US ambassador in Kabul, Karl Eikenberry, had previously said senior insurgent leaders were outside Afghanistan.
"The senior leadership of the organisations ... al-Qaeda, Taliban, Haqqani, they do not live in your country," he said. "They have sanctuary outside of Afghanistan and now that we assume that their significant leaders that are found that are in Pakistan," Mr Eikenberry had said in Kabul on May 5.
He had said the United States was determined to kill or detain anyone that threatened the US national security anywhere in the world.

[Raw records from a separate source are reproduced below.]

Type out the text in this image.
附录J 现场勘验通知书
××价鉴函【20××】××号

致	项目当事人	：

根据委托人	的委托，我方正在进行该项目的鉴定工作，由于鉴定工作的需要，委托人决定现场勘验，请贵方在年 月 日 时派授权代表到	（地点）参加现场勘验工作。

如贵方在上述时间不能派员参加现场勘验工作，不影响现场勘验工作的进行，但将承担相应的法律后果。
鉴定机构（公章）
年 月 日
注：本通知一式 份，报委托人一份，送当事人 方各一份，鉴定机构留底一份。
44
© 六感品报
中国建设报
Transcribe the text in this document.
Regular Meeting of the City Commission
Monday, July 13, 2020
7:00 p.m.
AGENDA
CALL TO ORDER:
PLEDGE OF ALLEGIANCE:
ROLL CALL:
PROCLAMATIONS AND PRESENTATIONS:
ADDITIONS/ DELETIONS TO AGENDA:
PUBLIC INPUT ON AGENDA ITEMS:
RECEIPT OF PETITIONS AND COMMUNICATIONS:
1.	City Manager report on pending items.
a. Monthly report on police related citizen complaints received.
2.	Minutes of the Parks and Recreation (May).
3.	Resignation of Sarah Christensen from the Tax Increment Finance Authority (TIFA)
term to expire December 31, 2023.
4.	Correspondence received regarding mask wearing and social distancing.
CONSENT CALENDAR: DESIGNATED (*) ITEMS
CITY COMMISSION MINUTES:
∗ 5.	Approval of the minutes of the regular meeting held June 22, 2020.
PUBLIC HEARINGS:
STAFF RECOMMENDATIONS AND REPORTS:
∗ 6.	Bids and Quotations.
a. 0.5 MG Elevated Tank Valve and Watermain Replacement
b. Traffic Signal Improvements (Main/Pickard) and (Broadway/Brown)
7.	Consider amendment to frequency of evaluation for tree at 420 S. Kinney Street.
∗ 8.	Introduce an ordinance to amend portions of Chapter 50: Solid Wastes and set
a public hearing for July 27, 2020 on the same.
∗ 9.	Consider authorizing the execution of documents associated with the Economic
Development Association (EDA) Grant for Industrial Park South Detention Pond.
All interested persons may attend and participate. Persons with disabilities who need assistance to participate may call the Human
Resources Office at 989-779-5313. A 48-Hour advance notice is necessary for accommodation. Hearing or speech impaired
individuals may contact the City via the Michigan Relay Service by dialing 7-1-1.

Afghan political expert, Noor-ul-Haq Olumi, believes that al-Qaeda structure has not been damaged and it is still functiong even after its leader has been killed.
"ISI is the organisation that trains, funds and harbours such terrorist organisation, and I think the region will suffer until no action is taken against the real terrorist training centre in the region," Mr Olumi said.
Nato has said Osama Bin Laden's death will not affect the Afghan mission and that they would stay in Afghanistan until necessary.
It comes as the United States has reportedly decided to speed up direct talks with the Taliban.
A US representative has attended at least three meetings in Qatar and Germany and the most recent has taken place around nine months ago, the Washington Post reports.
State Department spokesman Michael A. Hammer has said on Monday that the US has been having a "broad range of contacts across Afghanistan and the region, at many levels.
The talks with the Taliban have proceeded on several tracks, including through non-governmental intermediaries and Arab and European governments, US officials have said.
The Taliban have always rebuffed Afghan government calls for peace talks and pre-conditioned withdrawal of all foreign forces from the country before any talks can be held.
There have even been reports in the past that the Taliban group was willing to engage in direct talks with the US rather than with the Afghan government.